• Autoridades dizem ser plausível hipótese de que poeta foi morto por ditadura militar
- O Globo
-SANTIAGO- O governo chileno reconheceu que Pablo Neruda pode ter sido assassinado depois do golpe de Estado que levou o general Augusto Pinochet ao poder, em 1973. Em comunicado divulgado na última quinta-feira, o ministério do Interior e da Segurança Pública do país admite que considera “claramente possível e altamente provável” a atuação de terceiros na morte do vencedor do prêmio Nobel de Literatura de 1971.
Em carta enviada ao juiz que investiga a morte do poeta, emitida pelo Programa de Direitos Humanos do ministério, é indicado ainda que, apesar de Neruda sofrer de câncer de próstata, não foram tomados os procedimentos médicos e forenses para estabelecer a causa da morte na época.
O ministério destacou que as investigações ainda estão em curso e não há uma conclusão para o caso. “Dadas as persistentes dúvidas sobre a causa da morte de Neruda, o governo chileno, por meio do seu Programa de Direitos Humanos, estabeleceu dois painéis internacionais e interdisciplinares de especialistas (o último deles, em outubro de 2015), para continuar realizando perícias que permitirão chegar a uma conclusão científica”, diz o documento.
Pablo Neruda era mais conhecido por seus poemas de amor, mas também era um político de esquerda, diplomata e amigo próximo do presidente Salvador Allende, que cometeu suicídio para não se render aos militares durante o golpe de Estado de 11 de setembro de 1973 liderado por Pinochet.
Apesar de ter sido diagnosticado com câncer pouco antes de morrer, o poeta, de 69 anos, pretendia ir para o exílio. Impressionado com a perseguição e o assassinato de seus amigos, ele planejava continuar como uma voz forte de oposição à ditadura, fora do Chile.

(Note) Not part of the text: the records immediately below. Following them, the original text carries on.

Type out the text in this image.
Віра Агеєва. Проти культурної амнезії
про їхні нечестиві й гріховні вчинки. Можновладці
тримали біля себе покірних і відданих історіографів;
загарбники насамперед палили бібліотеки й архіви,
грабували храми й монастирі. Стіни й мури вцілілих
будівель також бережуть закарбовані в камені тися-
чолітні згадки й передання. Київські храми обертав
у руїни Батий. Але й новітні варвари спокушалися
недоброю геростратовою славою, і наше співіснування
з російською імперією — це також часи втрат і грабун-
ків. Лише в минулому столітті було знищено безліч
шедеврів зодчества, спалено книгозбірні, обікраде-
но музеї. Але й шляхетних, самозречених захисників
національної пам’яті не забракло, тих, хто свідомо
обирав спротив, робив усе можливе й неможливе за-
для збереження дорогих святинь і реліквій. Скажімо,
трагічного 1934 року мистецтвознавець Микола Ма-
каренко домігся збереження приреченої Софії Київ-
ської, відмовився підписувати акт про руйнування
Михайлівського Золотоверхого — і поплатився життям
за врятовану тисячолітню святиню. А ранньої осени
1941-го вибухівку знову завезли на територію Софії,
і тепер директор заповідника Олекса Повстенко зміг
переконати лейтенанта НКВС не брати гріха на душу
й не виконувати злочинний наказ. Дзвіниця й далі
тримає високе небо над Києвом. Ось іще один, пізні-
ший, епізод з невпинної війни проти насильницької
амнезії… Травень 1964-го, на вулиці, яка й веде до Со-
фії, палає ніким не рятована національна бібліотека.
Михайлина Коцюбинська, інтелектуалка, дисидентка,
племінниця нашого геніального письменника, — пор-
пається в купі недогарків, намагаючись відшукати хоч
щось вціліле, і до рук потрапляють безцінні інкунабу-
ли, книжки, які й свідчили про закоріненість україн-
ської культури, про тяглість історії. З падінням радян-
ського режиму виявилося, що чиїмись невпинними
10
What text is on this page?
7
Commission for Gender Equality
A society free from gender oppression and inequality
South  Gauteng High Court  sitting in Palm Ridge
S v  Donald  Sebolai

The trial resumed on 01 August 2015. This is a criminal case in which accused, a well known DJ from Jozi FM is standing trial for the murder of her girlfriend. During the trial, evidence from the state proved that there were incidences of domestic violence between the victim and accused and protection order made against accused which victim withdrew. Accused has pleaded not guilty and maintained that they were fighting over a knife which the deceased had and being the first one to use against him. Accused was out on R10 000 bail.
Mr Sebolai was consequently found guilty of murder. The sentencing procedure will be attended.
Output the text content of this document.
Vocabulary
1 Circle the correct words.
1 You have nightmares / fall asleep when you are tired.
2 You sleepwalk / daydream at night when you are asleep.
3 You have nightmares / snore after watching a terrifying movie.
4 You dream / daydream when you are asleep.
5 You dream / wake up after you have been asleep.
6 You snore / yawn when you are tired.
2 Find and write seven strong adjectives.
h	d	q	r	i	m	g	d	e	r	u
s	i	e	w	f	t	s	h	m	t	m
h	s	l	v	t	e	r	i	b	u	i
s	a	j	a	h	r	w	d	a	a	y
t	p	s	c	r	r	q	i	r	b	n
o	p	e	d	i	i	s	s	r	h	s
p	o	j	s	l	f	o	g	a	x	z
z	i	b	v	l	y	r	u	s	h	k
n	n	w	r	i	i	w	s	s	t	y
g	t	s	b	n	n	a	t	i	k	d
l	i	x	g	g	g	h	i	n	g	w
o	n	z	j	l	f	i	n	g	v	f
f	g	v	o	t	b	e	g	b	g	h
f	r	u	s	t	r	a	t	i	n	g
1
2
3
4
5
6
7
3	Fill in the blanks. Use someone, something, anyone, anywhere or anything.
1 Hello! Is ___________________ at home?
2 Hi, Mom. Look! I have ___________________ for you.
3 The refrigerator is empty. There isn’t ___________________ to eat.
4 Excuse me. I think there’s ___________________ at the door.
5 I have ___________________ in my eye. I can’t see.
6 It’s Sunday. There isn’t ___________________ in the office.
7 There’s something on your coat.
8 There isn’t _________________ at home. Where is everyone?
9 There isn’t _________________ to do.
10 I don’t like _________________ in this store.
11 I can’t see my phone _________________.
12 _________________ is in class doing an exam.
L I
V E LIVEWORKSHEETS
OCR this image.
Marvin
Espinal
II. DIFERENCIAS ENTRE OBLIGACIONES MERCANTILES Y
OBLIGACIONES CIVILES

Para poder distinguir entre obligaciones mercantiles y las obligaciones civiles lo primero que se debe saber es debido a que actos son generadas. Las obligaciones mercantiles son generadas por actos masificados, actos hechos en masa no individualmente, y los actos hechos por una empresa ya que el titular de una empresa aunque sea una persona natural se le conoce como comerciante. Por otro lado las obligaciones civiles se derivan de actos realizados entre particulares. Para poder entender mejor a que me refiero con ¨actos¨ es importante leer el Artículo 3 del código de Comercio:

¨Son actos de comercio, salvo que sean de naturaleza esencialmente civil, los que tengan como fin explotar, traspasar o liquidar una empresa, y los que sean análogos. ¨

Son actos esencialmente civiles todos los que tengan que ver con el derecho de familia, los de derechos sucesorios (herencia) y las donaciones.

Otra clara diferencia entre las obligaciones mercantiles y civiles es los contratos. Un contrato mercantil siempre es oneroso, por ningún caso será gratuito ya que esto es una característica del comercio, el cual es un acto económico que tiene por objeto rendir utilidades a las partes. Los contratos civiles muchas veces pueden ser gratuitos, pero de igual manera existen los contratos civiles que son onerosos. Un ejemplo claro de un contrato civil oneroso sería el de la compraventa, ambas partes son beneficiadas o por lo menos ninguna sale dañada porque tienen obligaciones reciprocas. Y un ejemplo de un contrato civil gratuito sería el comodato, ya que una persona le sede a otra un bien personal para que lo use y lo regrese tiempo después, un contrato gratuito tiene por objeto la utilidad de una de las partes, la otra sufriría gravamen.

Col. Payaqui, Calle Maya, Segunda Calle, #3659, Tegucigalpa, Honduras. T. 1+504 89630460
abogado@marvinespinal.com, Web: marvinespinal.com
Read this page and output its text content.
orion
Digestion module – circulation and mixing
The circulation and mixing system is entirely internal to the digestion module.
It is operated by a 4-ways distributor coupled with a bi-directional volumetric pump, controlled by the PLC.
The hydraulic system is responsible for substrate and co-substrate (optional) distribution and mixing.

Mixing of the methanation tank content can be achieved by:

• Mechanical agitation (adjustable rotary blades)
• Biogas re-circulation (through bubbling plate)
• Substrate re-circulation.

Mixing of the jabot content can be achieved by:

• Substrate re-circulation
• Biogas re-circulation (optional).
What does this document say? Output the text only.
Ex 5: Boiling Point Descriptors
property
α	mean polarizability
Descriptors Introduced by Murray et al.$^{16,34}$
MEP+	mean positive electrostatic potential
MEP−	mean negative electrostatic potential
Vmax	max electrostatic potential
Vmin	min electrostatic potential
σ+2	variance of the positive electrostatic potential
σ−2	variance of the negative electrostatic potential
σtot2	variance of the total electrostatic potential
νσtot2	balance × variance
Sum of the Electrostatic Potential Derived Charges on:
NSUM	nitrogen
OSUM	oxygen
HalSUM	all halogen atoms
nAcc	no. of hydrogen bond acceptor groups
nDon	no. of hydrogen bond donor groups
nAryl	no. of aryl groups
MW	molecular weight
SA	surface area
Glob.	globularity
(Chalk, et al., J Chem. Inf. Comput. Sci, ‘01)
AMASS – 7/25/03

Um dia antes de embarcar rumo ao México, contudo, o escritor foi levado de ambulância para a clínica Santa Maria, em Santiago, onde recebeu tratamento médico para o câncer e outras doenças. Neruda, então membro do Comitê Central do Partido Comunista e personalidade mais importante da intelectualidade chilena, morreu na noite de 23 de setembro de 1973, supostamente de causas naturais. Mas as suspeitas de que a ditadura tem algo a ver com sua morte persistem.
O corpo foi exumado para uma primeira análise em 2013. Na ocasião, a investigação, a cargo de uma equipe de especialistas, não encontrou veneno nos restos mortais.
— Não achamos traços de veneno, mas isso não significa, necessariamente, que Neruda não foi assassinado. Outra equipe, com outras técnicas, pode encontrar substâncias — diz o legista espanhol Francisco Etxeberria, que participou dos trabalhos em 2013.
O motorista de Neruda, Manuel Araya, garantiu em várias ocasiões que o Nobel recebeu uma injeção aplicada por agentes da ditadura que se infiltraram na clínica e morreu seis horas e meia depois.
Carroza Espinosa, juiz atualmente encarregado do caso, solicitou novos exames para detectar substâncias não procuradas na primeira exumação.
Espinosa afirma que há muitas “coincidências”, além de provas testemunhais e documentais no caso, mas diz que somente provas científicas darão 100% de certeza de que Neruda foi assassinado.
— Ele tinha câncer, mas não estava em estado terminal. Até que, em 23 de setembro, seu estado de saúde se deteriorou a ponto de matá-lo em seis horas — relata Espinosa.
O juiz agora aguarda os resultados de um exame sobre a bactéria Staphylococcus aureus, encontrada em maio nos restos mortais de Neruda. Segundo especialistas, o microorganismo pode acelerar uma morte.